In contrast, Huawei cloud elastic training scheme has great flexibility. Based on the elastic training scheme, Huawei cloud monitors the resources in the resource pool in real time and dynamically adjusts the computing power of elastic training jobs. When there are free resources in the resource pool, the free resources are allocated to training jobs to ensure the full utilization of resources.

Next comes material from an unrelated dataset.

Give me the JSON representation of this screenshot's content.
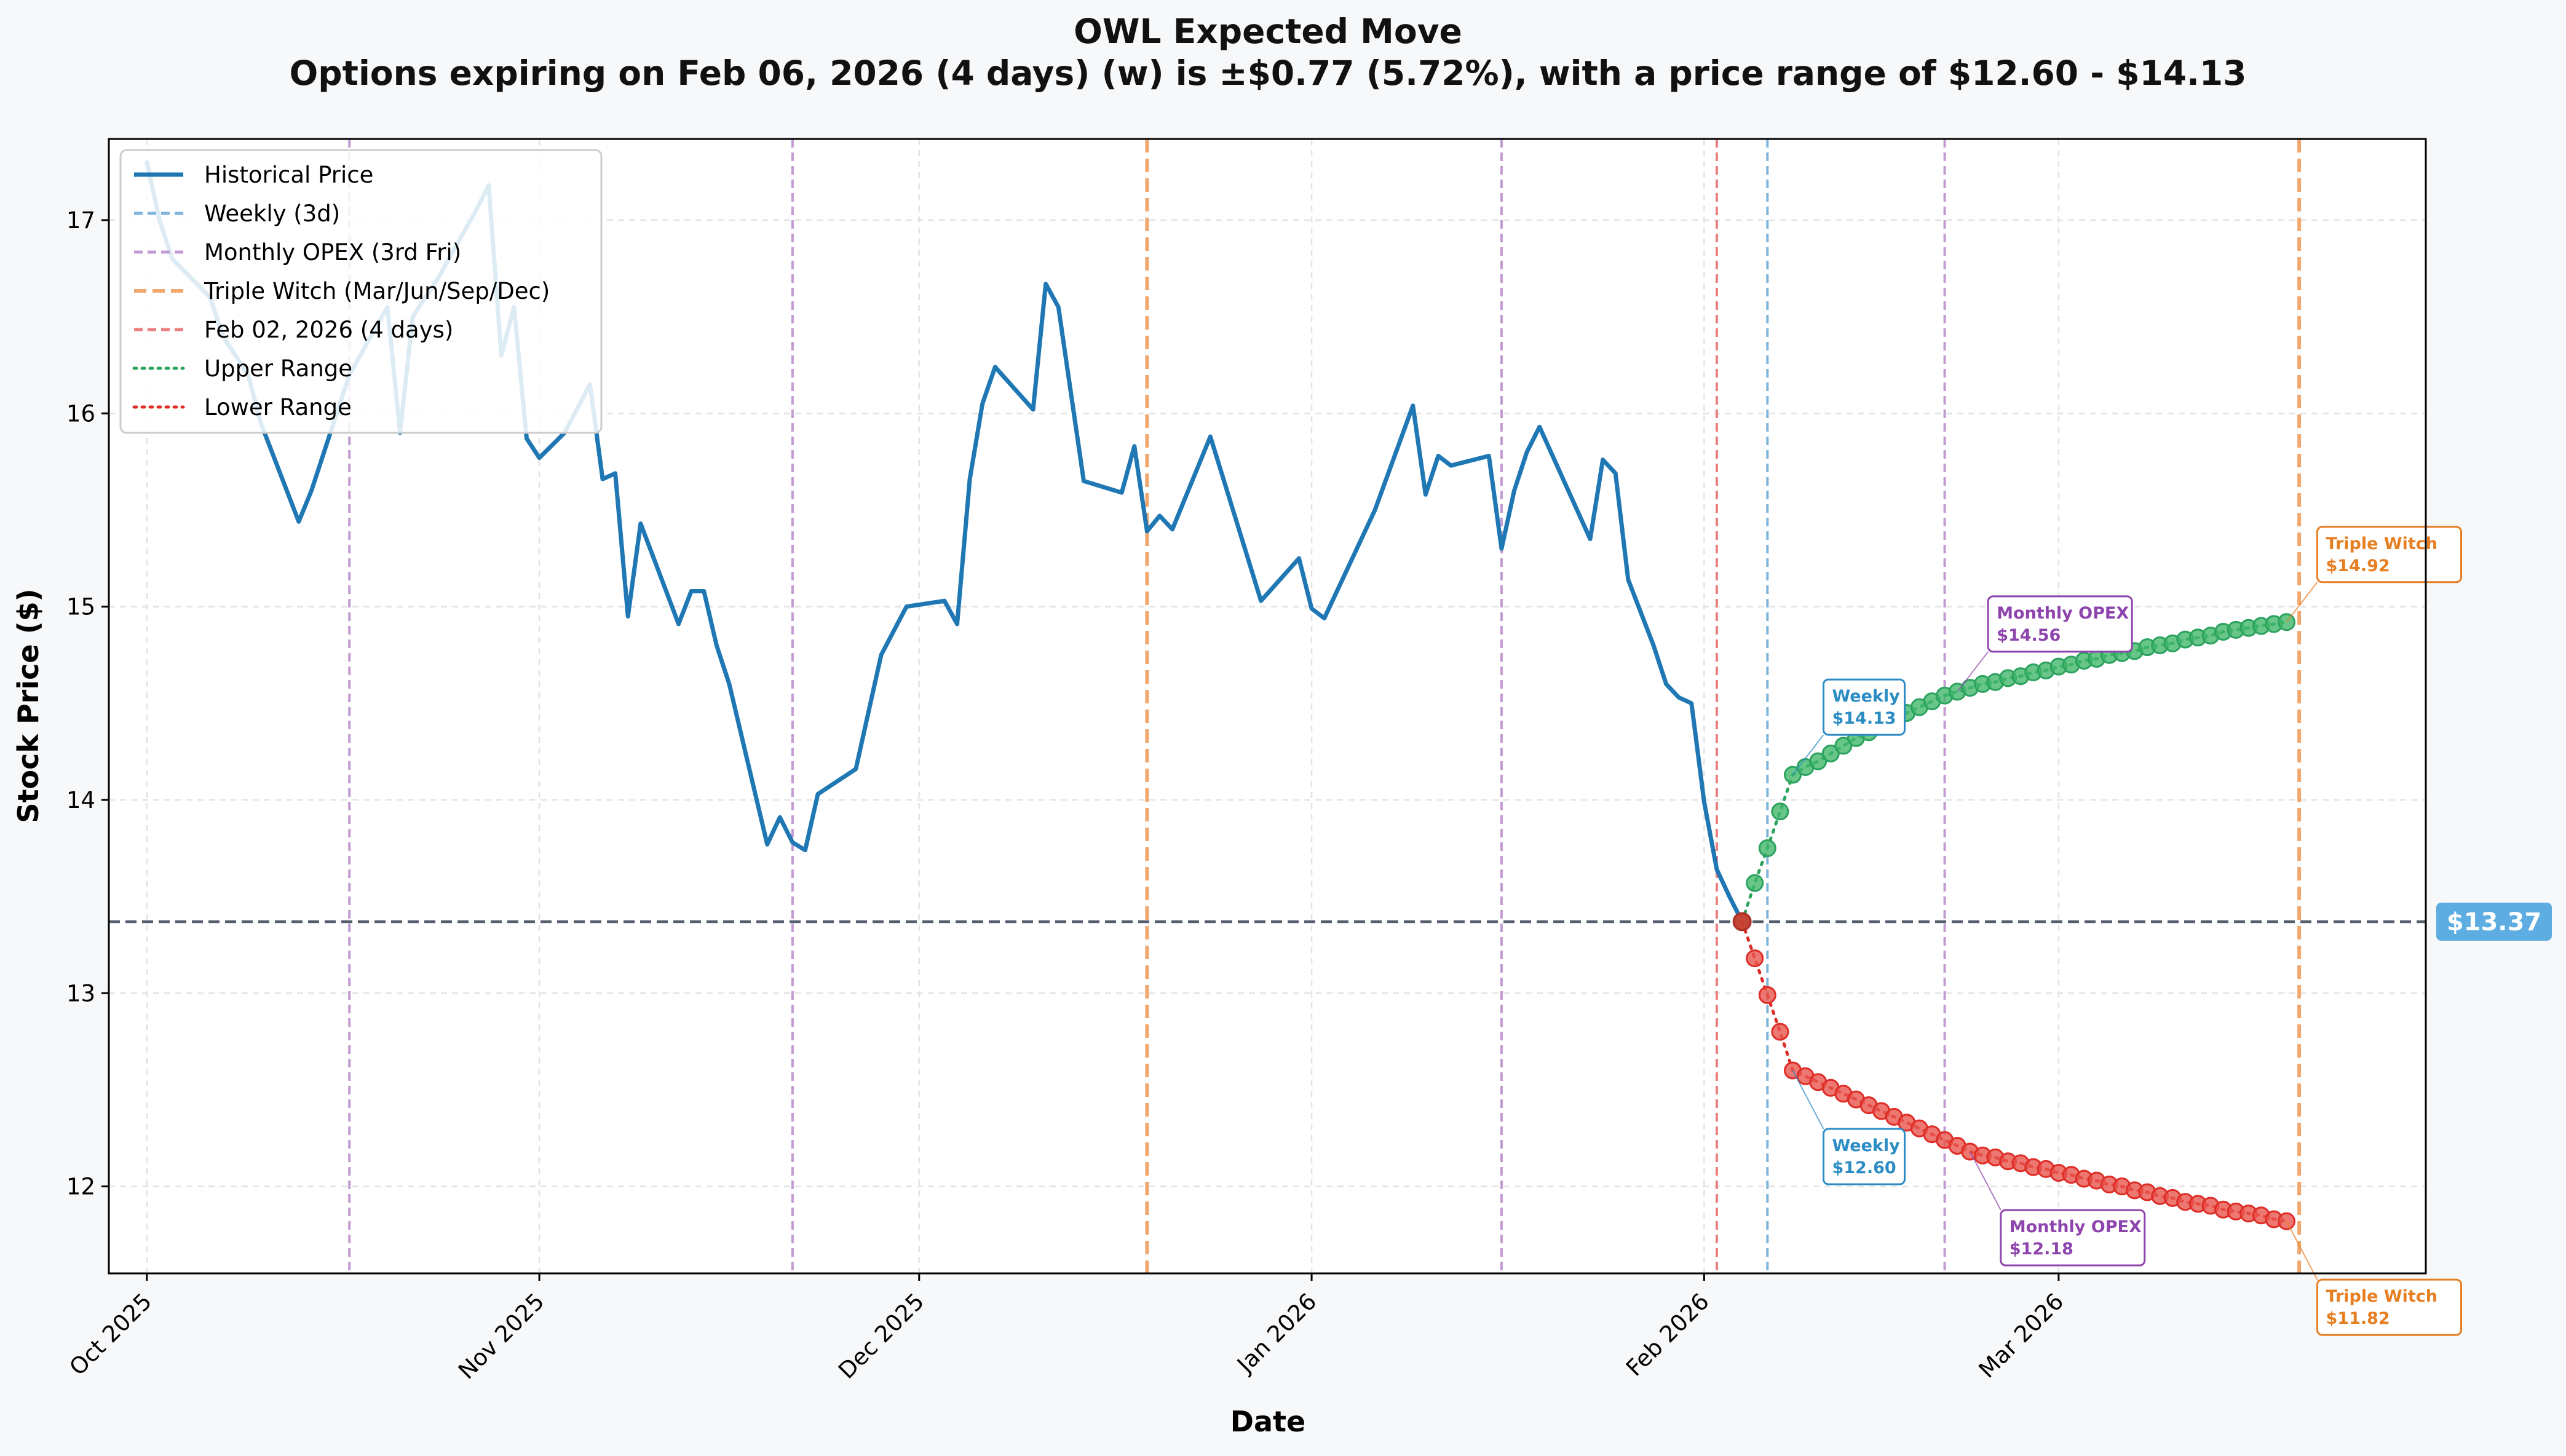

After the elastic scheme is determined, Huawei cloud’s elastic training scheme is automatically monitored and adjusted without human participation, which is convenient and efficient. The scheme meets the needs of cloud service providers to make full use of computing resources and the demands of AI developers, and achieves a win-win situation.
The application prospect of elastic training program is broad
With the explosive growth of data, AI’s entry into the industry increasingly needs the support of large computing power to process big data. In the future, elastic training program has broad application space. Use Huawei cloud’s elastic training scheme to train the resent50 model on Imagenet (large visual database). At the beginning, the 1-node training model is used. After there are free resources, the training node is adjusted to 16, and the linear acceleration ratio is 10. After 60 epochs of training, the Top1 accuracy was 76.1%. With consistent accuracy, Huawei cloud’s elastic training scheme makes the convergence speed nine times faster.
Huawei cloud has always adhered to the concept of “leaving simplicity to developers and complexity to Huawei cloud”. Huawei cloud AI continues to innovate iteratively, launch black technology functions, accelerate the entry of AI into the industry and implement the actual scene, so that thousands of lines and industries can share AI technology dividends.